Output branching (1 vs 2 covenant outputs)

flowchart TD
    CHECK["OpCovOutCount"]
    ONE["count == 1<br/>No exits in this batch"]
    TWO["count == 2<br/>Exits occurred"]
    BASE["160-byte journal<br/>(base only)"]
    EXT["192-byte journal<br/>(base + perm hash)"]
    VERIFY_P2SH["Extract script hash from<br/>output 1 SPK (bytes 4..36)<br/>Verify P2SH format"]
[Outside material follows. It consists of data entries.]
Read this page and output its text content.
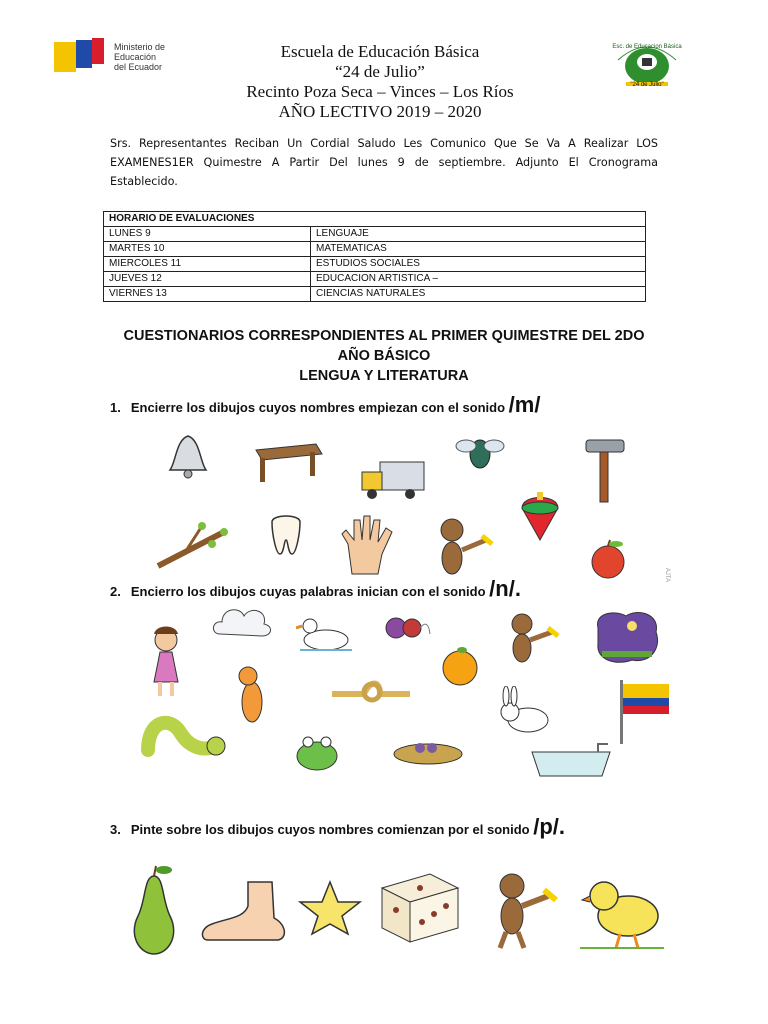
Ministerio de
Educación
del Ecuador
Escuela de Educación Básica
“24 de Julio”
Recinto Poza Seca – Vinces – Los Ríos
AÑO LECTIVO 2019 – 2020
Esc. de Educacion Básica
"24 de Julio"
Srs. Representantes Reciban Un Cordial Saludo Les Comunico Que Se Va A Realizar LOS EXAMENES1ER Quimestre A Partir Del lunes 9 de septiembre. Adjunto El Cronograma Establecido.
HORARIO DE EVALUACIONES	
LUNES 9	LENGUAJE
MARTES 10	MATEMATICAS
MIERCOLES 11	ESTUDIOS SOCIALES
JUEVES 12	EDUCACION ARTISTICA –
VIERNES 13	CIENCIAS NATURALES
CUESTIONARIOS CORRESPONDIENTES AL PRIMER QUIMESTRE DEL 2DO
AÑO BÁSICO
LENGUA Y LITERATURA
1. Encierre los dibujos cuyos nombres empiezan con el sonido /m/
2. Encierro los dibujos cuyas palabras inician con el sonido /n/.
AJTA
3. Pinte sobre los dibujos cuyos nombres comienzan por el sonido /p/.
    CHECK -->|"== 1"| ONE --> BASE
    CHECK -->|"== 2"| TWO --> VERIFY_P2SH --> EXT

When exits occur, the guest includes a permission_spk_hash in the journal. The on-chain script:

  1. Reads OpCovOutCount — if 2, a permission output exists
  2. Extracts the script hash from output 1’s P2SH SPK (bytes 4..36 of to_bytes())
  3. Verifies output 1 is actually P2SH format (reconstructs and compares)
  4. Appends the 32-byte script hash to the journal preimage

See host/src/covenant.rs:163-206 for verify_outputs_and_append_perm_hash.

ZK proof verification

The final SHA-256 hash of the journal, plus the program_id, are consumed by the ZK verification opcode (OpRisc0Succinct or OpRisc0Groth16). This verifies that a valid RISC Zero proof exists in the transaction witness data whose journal matches the on-chain computed value.

Domain tagging

The script ends with [OP_0, OP_DROP] — a 2-byte no-op suffix that serves as a domain tag (placed after OP_TRUE). The last 2 bytes of the sig_script (which equal the last 2 bytes of the redeem script) are [0x00, 0x75]. Other scripts in the covenant system check these bytes via OpTxInputScriptSigSubstr to distinguish script types:

DomainSuffix bytesScript
State verification[0x00, 0x75]This script
Permission[0x51, 0x75]Chapter 9

The delegate script (Chapter 10) checks that input 0’s suffix is [0x51, 0x75] to verify it co-spends with a permission input.